И пропала Мйадвейг, и заняла незнакомка вероломная место ее в конунговой вотчине, о подмене же никто не прознал и не догадался.
Сказывают, что когда забирал сын конунга Мйадвейг из убежища ее, столь очарован был ее жилищем расчудесным, что перенес он посредством умений своих колдовских магических в вотчину свою все жилище то целиком без изъятия; и стало оно отнележе покоями супружницы его.
И доколе шло все хорошо да должным образом, оставалось все в жилище том как прежде дивным и прекрасным:
К морю там ручьи стремятся,
Птички больше не щебечут,
Плачет в голос да не спит.
И пошло от той поры все не так в конунговой вотчине.
Долго ли, много ли времени шли дела таким образом – того не знаю и не ведаю; скоро сказка сказывается, не скоро дело делается. Довелось же как-то раз пастуху одному у моря прогуливаться. Там под скалами отвесными улицезрел он дом стеклянный из моря выступающий, в цепи железные закованный, великаном ужасным удерживаемый да великаном тем обратно в море заталкиваемый; а в доме том – женщину, как две капли воды на жену конунга Мйадвейг похожую.
И так поражен был пастух зрелищем этим, что он встал он столбом у ручья и погрузился в раздумья глубокие. Пока же он так стоял да раздумывал, вышел к ручью ребятенок малой да стал набирать из него воду в бочку, его самого размерами превосходящую. Пожалел пастух ребятенка, помог ему бочку водою заполнить, снял с перста своего колечко простое да отдал ему. Обрадовалось дитя подарку, поблагодарило человека да мигом скрылось за ближайшим камнем.

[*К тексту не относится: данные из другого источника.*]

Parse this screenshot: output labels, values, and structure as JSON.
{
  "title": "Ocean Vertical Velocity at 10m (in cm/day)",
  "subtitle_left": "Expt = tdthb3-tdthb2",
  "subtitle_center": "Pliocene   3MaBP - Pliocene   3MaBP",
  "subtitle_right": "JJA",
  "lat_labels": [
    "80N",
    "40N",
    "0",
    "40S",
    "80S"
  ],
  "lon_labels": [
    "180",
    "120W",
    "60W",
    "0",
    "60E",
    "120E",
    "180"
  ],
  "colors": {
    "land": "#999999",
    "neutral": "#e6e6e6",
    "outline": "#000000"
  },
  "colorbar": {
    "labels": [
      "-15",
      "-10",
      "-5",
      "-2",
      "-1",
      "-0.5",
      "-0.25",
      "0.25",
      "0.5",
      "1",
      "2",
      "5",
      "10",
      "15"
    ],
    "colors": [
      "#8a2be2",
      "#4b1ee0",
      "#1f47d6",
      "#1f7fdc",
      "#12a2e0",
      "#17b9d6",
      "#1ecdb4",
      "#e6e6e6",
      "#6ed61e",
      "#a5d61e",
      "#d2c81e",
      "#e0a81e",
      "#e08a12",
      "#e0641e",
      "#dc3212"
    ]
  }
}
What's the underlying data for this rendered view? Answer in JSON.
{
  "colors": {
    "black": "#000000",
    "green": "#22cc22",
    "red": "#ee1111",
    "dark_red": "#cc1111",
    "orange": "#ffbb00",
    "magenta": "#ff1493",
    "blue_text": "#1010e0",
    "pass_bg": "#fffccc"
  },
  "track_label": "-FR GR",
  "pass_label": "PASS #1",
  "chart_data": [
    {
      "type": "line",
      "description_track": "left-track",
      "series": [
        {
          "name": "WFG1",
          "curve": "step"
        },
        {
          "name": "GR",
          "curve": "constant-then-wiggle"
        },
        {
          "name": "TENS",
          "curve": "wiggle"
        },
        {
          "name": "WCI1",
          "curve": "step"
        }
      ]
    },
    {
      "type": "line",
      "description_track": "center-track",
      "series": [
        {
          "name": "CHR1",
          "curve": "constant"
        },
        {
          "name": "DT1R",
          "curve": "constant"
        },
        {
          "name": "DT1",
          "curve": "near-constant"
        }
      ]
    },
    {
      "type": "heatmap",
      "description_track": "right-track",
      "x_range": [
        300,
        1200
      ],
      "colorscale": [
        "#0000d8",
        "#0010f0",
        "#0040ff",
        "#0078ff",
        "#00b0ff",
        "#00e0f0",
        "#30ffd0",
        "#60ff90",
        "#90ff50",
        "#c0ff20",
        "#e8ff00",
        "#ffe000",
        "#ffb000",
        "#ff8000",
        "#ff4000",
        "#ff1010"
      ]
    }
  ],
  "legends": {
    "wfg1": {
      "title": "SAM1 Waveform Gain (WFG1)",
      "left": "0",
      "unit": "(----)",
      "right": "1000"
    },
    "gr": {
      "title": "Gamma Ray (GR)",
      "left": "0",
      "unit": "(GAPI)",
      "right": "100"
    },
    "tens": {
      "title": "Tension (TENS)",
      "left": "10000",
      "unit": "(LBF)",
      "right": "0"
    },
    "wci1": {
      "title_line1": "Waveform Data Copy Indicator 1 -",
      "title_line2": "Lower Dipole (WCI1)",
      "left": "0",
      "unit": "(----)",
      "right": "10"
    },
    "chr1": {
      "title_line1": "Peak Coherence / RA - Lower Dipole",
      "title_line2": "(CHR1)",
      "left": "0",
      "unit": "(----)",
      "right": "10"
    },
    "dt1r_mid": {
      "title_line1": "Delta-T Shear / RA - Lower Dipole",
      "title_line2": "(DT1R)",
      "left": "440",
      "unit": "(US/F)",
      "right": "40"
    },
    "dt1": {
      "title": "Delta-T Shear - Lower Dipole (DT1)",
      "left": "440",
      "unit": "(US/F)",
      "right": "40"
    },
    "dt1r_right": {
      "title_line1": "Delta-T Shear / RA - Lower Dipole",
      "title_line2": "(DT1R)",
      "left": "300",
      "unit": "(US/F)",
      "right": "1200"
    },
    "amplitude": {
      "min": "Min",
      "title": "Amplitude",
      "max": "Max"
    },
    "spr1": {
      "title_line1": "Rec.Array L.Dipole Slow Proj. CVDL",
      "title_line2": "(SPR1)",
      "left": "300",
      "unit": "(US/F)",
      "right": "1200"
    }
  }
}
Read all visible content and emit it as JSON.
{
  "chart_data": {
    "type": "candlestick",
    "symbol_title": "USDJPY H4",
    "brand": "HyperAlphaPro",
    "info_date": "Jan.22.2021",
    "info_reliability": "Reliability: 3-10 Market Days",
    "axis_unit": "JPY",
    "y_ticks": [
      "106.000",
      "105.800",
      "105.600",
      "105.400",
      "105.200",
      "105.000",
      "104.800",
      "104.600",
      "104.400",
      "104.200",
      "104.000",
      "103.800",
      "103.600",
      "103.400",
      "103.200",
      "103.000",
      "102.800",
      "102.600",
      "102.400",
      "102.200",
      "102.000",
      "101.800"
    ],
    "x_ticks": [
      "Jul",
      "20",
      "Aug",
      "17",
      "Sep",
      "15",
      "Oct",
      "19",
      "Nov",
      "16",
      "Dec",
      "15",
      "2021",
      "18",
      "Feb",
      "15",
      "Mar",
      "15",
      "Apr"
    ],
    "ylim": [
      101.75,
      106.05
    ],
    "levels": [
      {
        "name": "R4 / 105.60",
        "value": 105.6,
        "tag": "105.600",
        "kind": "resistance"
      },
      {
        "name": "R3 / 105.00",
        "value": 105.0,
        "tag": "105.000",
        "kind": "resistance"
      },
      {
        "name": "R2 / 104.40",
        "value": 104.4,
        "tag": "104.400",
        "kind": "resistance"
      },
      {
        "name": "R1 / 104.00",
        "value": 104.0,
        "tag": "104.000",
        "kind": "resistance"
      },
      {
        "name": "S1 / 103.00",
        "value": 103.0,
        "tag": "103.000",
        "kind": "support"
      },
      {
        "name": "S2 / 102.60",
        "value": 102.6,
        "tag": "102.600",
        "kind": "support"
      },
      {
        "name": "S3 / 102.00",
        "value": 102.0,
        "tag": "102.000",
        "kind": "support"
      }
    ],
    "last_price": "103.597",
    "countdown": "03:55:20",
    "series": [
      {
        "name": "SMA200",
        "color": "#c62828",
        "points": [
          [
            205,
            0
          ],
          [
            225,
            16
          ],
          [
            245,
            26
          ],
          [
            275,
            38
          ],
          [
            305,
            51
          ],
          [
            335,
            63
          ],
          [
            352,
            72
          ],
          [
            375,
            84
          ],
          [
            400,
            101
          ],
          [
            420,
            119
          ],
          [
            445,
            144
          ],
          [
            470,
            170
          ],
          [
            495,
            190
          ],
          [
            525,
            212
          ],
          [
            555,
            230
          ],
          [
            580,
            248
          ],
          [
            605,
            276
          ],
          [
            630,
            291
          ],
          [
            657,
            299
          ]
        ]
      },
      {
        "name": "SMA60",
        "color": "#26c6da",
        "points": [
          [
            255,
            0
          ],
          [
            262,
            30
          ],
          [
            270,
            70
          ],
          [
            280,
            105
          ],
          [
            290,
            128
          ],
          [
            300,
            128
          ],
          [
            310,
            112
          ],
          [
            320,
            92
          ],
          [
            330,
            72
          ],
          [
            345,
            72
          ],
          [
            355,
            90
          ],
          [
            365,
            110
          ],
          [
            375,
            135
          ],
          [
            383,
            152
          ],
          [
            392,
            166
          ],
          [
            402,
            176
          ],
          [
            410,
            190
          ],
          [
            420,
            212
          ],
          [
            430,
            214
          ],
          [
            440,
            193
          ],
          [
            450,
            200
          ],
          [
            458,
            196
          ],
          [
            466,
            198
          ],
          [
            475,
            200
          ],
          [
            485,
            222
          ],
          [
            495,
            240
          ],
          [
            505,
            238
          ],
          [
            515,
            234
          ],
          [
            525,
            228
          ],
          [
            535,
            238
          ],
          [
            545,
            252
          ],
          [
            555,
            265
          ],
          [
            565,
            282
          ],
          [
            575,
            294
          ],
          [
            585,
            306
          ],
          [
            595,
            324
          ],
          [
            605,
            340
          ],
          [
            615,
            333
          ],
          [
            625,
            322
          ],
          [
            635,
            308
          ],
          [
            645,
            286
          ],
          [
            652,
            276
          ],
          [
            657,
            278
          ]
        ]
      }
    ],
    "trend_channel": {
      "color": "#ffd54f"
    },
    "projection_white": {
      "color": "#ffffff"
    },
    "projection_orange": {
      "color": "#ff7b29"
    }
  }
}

Из-за камня же вскорости вышел гном почтенный с бородою седою, в косу заплетенною, поприветствовал пастуха поклоном низким, поблагодарил за помощь, чаду его оказанную, да спросил, чего взамен пастух пожелает. Попросил тогда пастух поведать ему об увиденном им в море под скалами. Отвечал гном почтенный, что видел пастух в доме стеклянном Мйадвейг, жену конунга, и что прячет ее огр безобразный от всякого взгляда людского, и что заняла ее место в вотчине конунга сестра того огра, великанша огриха. Паче того поведал гном, что де обещался огр дать Мйадвейг дозволение показаться четырежды на берегу морском в доме своем и что де будет она вызволена, ежели удастся кому-либо вырвать ее из когтей огрьих во время такого появления; однако появлялся уже дом на берегу на сей день в раз третий, посему быть назавтра разу последнему. Испросил тогда пастух у гнома совета, как же вызволить Мйадвейг из заточения ее. Принес ему гном секиру вострую да напутствовал, что де следует ею цепь разрубить, едва покажется из моря дом стеклянный на день следующий.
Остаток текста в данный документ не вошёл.